Though treatment options can vary depending on the severity of someone's diagnosis, Antwi tells POPSUGAR it could include "some combination of cognitive behavioral therapy (CBT), psychotherapy, antipsychotic medications, stress management techniques, or other forms of medication management such as mood stabilizers or antidepressants if necessary."
Dr. Peifer adds that treatment for erotomania can include evidence-based therapy, which would be used "to minimize symptoms and behaviors that may be maladaptive." This would include enhancing social support, providing community, and tailoring the treatment to account for the individual's needs and background.
How Accurate Is the Depiction of Erotomania in "You"?
It's important to keep in mind that this disorder doesn't present in exactly the same way it's depicted in the show. Dr. Peifer says "You" does a good job of "capturing how well an individual with mental health concerns may normalize and rationalize their internal experience, even when it leads to severe concerns, danger, and negative outcomes." However, this representation can also increase the stigma around delusional disorders.

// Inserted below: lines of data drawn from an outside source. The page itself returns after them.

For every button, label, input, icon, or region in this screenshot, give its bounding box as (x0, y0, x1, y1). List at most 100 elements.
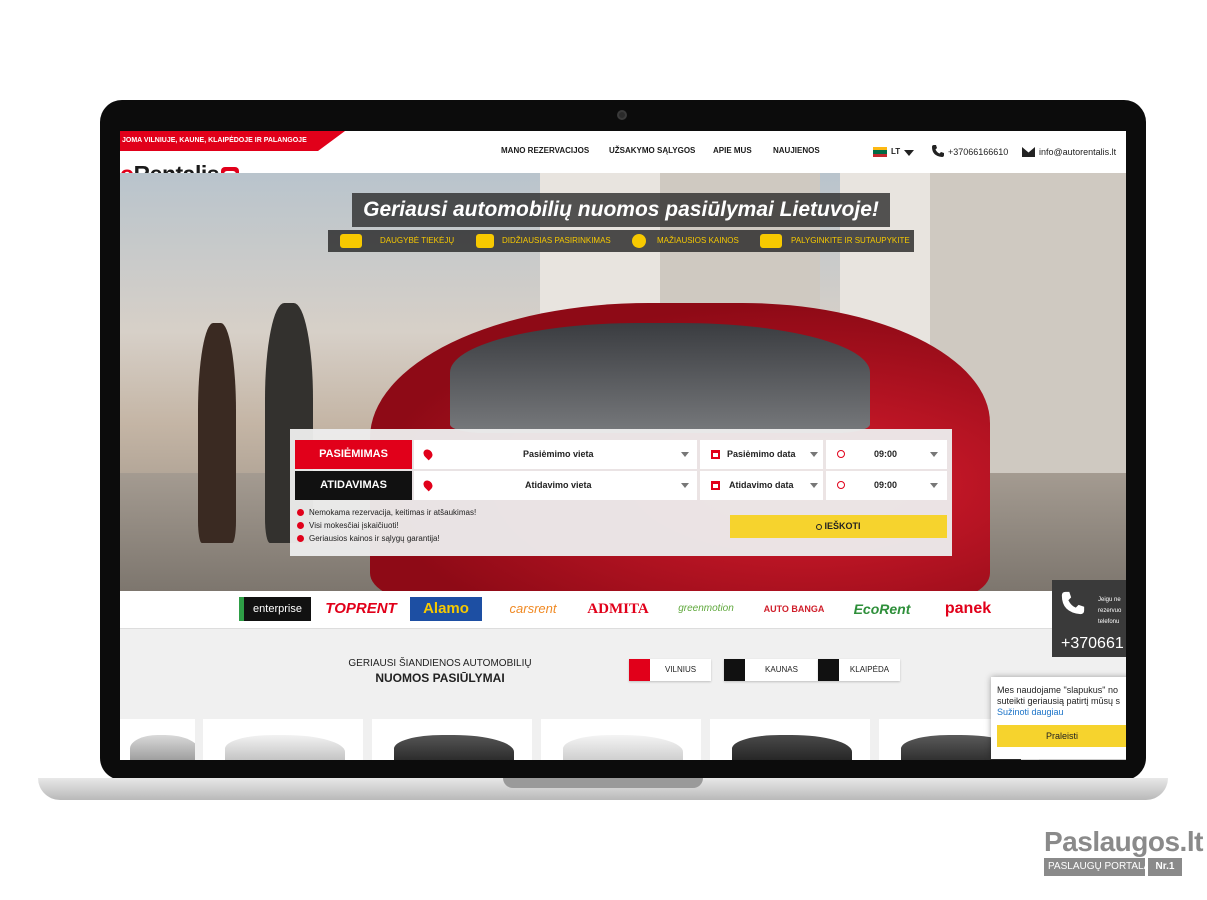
deal-card[interactable] (203, 719, 363, 760)
city-tab-vilnius[interactable]: VILNIUS (629, 659, 711, 681)
chevron-down-icon (930, 483, 938, 488)
dropoff-tag: ATIDAVIMAS (295, 471, 412, 500)
watermark-sub-text: PASLAUGŲ PORTALAS (1044, 858, 1157, 876)
city-tab-klaipeda[interactable]: KLAIPĖDA (818, 659, 900, 681)
promo-banner: JOMA VILNIUJE, KAUNE, KLAIPĖDOJE IR PALA… (120, 131, 345, 151)
pickup-date-value: Pasiėmimo data (727, 449, 796, 459)
feature-label: MAŽIAUSIOS KAINOS (657, 236, 739, 245)
hero-car-windshield (450, 323, 870, 433)
webcam (617, 110, 627, 120)
phone-icon (932, 145, 944, 157)
brand-logo-admita[interactable]: ADMITA (580, 597, 656, 621)
hero-person-woman (198, 323, 236, 543)
benefit-item: Visi mokesčiai įskaičiuoti! (295, 519, 476, 532)
header: JOMA VILNIUJE, KAUNE, KLAIPĖDOJE IR PALA… (120, 131, 1126, 187)
lithuania-flag-icon[interactable] (873, 147, 887, 157)
search-icon (816, 524, 823, 530)
search-form: PASIĖMIMAS Pasiėmimo vieta Pasiėmimo dat… (290, 429, 952, 556)
mail-icon (1022, 147, 1035, 157)
chevron-down-icon (930, 452, 938, 457)
pickup-location-select[interactable]: Pasiėmimo vieta (414, 440, 697, 469)
benefit-item: Geriausios kainos ir sąlygų garantija! (295, 532, 476, 545)
cookie-learn-more-link[interactable]: Sužinoti daugiau (997, 707, 1064, 717)
header-phone[interactable]: +37066166610 (948, 147, 1008, 157)
website-screen: JOMA VILNIUJE, KAUNE, KLAIPĖDOJE IR PALA… (120, 131, 1126, 760)
watermark-subtitle: PASLAUGŲ PORTALAS Nr.1 (1044, 858, 1182, 876)
watermark-logo: Paslaugos.lt (1044, 826, 1203, 857)
nav-reservations[interactable]: MANO REZERVACIJOS (501, 146, 589, 155)
brand-logo-carsrent[interactable]: carsrent (497, 597, 569, 621)
calendar-icon (711, 481, 720, 490)
nav-conditions[interactable]: UŽSAKYMO SĄLYGOS (609, 146, 695, 155)
laptop-notch (503, 778, 703, 788)
dropoff-date-select[interactable]: Atidavimo data (700, 471, 823, 500)
deal-car-image (394, 735, 514, 760)
phone-icon (1061, 591, 1085, 615)
benefit-item: Nemokama rezervacija, keitimas ir atšauk… (295, 506, 476, 519)
chevron-down-icon (810, 452, 818, 457)
feature-bar: DAUGYBĖ TIEKĖJŲ DIDŽIAUSIAS PASIRINKIMAS… (328, 230, 914, 252)
calendar-icon (711, 450, 720, 459)
city-tab-kaunas[interactable]: KAUNAS (724, 659, 818, 681)
brand-logo-enterprise[interactable]: enterprise (239, 597, 311, 621)
cookie-banner: Mes naudojame "slapukus" no suteikti ger… (991, 677, 1126, 759)
brand-logo-ecorent[interactable]: EcoRent (844, 597, 920, 621)
phone-widget-number[interactable]: +370661 (1061, 635, 1124, 653)
chevron-down-icon (681, 452, 689, 457)
cookie-text: Mes naudojame "slapukus" no suteikti ger… (997, 685, 1121, 706)
feature-label: PALYGINKITE IR SUTAUPYKITE (791, 236, 910, 245)
search-button[interactable]: IEŠKOTI (730, 515, 947, 538)
deal-card[interactable] (541, 719, 701, 760)
dropoff-time-value: 09:00 (874, 480, 898, 490)
pickup-time-value: 09:00 (874, 449, 898, 459)
scales-icon (760, 234, 782, 248)
list-icon (476, 234, 494, 248)
nav-news[interactable]: NAUJIENOS (773, 146, 820, 155)
deal-card[interactable] (120, 719, 195, 760)
feature-label: DIDŽIAUSIAS PASIRINKIMAS (502, 236, 611, 245)
brand-logo-alamo[interactable]: Alamo (410, 597, 482, 621)
brand-logo-toprent[interactable]: TOPRENT (325, 597, 397, 621)
dropoff-location-select[interactable]: Atidavimo vieta (414, 471, 697, 500)
chevron-down-icon (810, 483, 818, 488)
city-label: KLAIPĖDA (849, 665, 890, 674)
deal-card[interactable] (710, 719, 870, 760)
map-pin-icon (421, 478, 435, 492)
dropoff-time-select[interactable]: 09:00 (826, 471, 947, 500)
search-button-label: IEŠKOTI (824, 521, 861, 531)
benefits-list: Nemokama rezervacija, keitimas ir atšauk… (295, 506, 476, 545)
percent-icon (632, 234, 646, 248)
city-label: VILNIUS (664, 665, 697, 674)
brand-logo-panek[interactable]: panek (932, 597, 1004, 621)
pickup-date-select[interactable]: Pasiėmimo data (700, 440, 823, 469)
deal-card[interactable] (372, 719, 532, 760)
watermark: Paslaugos.lt PASLAUGŲ PORTALAS Nr.1 (1044, 826, 1203, 876)
clock-icon (837, 450, 845, 458)
nav-about[interactable]: APIE MUS (713, 146, 752, 155)
hero-title: Geriausi automobilių nuomos pasiūlymai L… (352, 193, 890, 227)
watermark-badge: Nr.1 (1148, 858, 1182, 876)
deal-car-image (130, 735, 195, 760)
language-selector[interactable]: LT (891, 147, 900, 156)
car-icon (340, 234, 362, 248)
cookie-accept-button[interactable]: Praleisti (997, 725, 1126, 747)
phone-callback-widget[interactable]: Jeigu ne rezervuo telefonu +370661 (1052, 580, 1126, 657)
deal-car-image (225, 735, 345, 760)
kaunas-icon (724, 659, 745, 681)
chevron-down-icon[interactable] (904, 150, 914, 156)
city-label: KAUNAS (765, 665, 798, 674)
deal-car-image (732, 735, 852, 760)
brands-strip: enterprise TOPRENT Alamo carsrent ADMITA… (120, 591, 1126, 629)
map-pin-icon (421, 447, 435, 461)
dropoff-date-value: Atidavimo data (729, 480, 794, 490)
deals-title-line1: GERIAUSI ŠIANDIENOS AUTOMOBILIŲ (348, 658, 532, 669)
brand-logo-greenmotion[interactable]: greenmotion (668, 597, 744, 621)
pickup-location-value: Pasiėmimo vieta (523, 449, 594, 459)
pickup-time-select[interactable]: 09:00 (826, 440, 947, 469)
dropoff-location-value: Atidavimo vieta (525, 480, 592, 490)
brand-logo-autobanga[interactable]: AUTO BANGA (756, 597, 832, 621)
header-email[interactable]: info@autorentalis.lt (1039, 147, 1116, 157)
clock-icon (837, 481, 845, 489)
deals-title-line2: NUOMOS PASIŪLYMAI (375, 671, 505, 685)
pickup-tag: PASIĖMIMAS (295, 440, 412, 469)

You also may have noticed that Joe regularly disassociates from reality (essentially blacking out) whenever he commits acts of violence in the season, but this isn't actually related to his erotomania. "I think [Joe's disassociating] is an example of Hollywood mashing together a bunch of diagnostic traits for sensationalizing purposes," Dr. Peifer says. Joe's character shows signs of many more conditions than just erotomania, she says, including PTSD, psychotic disorders, borderline personality disorders, and more. It is possible for erotomania to coexist with other disorders; the syndrome is associated with other psychiatric illnesses, such as schizophrenia, bipolar disorder, and major depressive disorder, for example, but it's important to note that erotomania isn't the blame for every psychotic symptom that's shown in "You."
Though "You" didn't necessarily give erotomania its best treatment, "the more we understand and destigmatize, the better outcomes we can expect," says Dr. Peifer. So if you're here learning about erotomania as a result, that's one step in the right direction.